On 8/11/2016 9:18 AM, Richard Klingler wrote:
> On Thu, 11 Aug 2016 10:15:04 -0400, Bill Cole wrote:
>> On 11 Aug 2016, at 6:25, Richard Klingler wrote:
>>
>>> plain helo_checks won't allow regular expression for hostnames.
>>
>> Why do you believe this?
>>
>> I have used regexp and pcre tables for helo_checks successfully in 
>> all versions of Postfix from 2.6 to 3.1. My particular patterns don't 
>> catch much since the advent of postscreen, but they definitely do 
>> work.
> 
> Might be due to the fact I use hash table:
> 
> check_helo_access hash:/usr/local/etc/postfix/helo_checks
> 
> So this never catches it:
> 
> /^.*\.ppp\..*$/ REJECT No email accepted from DSL users
> /^.*\.dsl\..*$/ REJECT No email accepted from DSL users
> 

True, you can't use regexp syntax in a hash table, but you can use a
second check_helo_access with a regexp or pcre table.
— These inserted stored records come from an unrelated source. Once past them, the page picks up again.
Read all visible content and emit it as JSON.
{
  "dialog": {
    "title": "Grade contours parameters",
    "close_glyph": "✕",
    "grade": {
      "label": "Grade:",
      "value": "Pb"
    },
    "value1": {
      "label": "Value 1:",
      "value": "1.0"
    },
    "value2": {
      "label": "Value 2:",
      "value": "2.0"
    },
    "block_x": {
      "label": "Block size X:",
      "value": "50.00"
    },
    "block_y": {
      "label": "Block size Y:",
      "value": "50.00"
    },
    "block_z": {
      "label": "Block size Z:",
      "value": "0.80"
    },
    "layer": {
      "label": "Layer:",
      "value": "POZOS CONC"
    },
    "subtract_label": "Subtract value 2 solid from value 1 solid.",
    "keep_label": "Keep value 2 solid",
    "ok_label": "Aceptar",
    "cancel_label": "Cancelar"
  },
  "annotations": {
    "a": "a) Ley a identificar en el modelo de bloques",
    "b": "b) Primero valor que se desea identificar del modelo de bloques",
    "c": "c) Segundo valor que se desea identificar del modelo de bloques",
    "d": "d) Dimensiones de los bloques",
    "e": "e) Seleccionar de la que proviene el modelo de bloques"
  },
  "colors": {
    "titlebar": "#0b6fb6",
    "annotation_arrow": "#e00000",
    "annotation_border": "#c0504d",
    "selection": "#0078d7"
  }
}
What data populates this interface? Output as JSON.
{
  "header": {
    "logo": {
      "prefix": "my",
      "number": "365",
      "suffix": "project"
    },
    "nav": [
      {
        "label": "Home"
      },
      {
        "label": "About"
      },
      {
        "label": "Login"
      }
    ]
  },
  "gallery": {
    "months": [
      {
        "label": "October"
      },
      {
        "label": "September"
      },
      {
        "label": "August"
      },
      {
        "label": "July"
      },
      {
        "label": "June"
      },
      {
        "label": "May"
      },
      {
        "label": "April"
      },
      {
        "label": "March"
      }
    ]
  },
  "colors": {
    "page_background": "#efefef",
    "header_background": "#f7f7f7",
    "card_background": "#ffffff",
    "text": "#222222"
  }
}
   check_helo_access hash:/usr/local/etc/postfix/helo_checks
   check_helo_access pcre:/usr/local/etc/postfix/helo_checks.pcre

> /^.*\.ppp\..*$/ REJECT No email accepted from DSL users
> /^.*\.dsl\..*$/ REJECT No email accepted from DSL users

useless anchors...

/\.dsl\./  REJECT ...
/\.ppp\./  REJECT ...


Also, you might consider using the file from the fqrdns.pcre project
to help with bad helo and client names.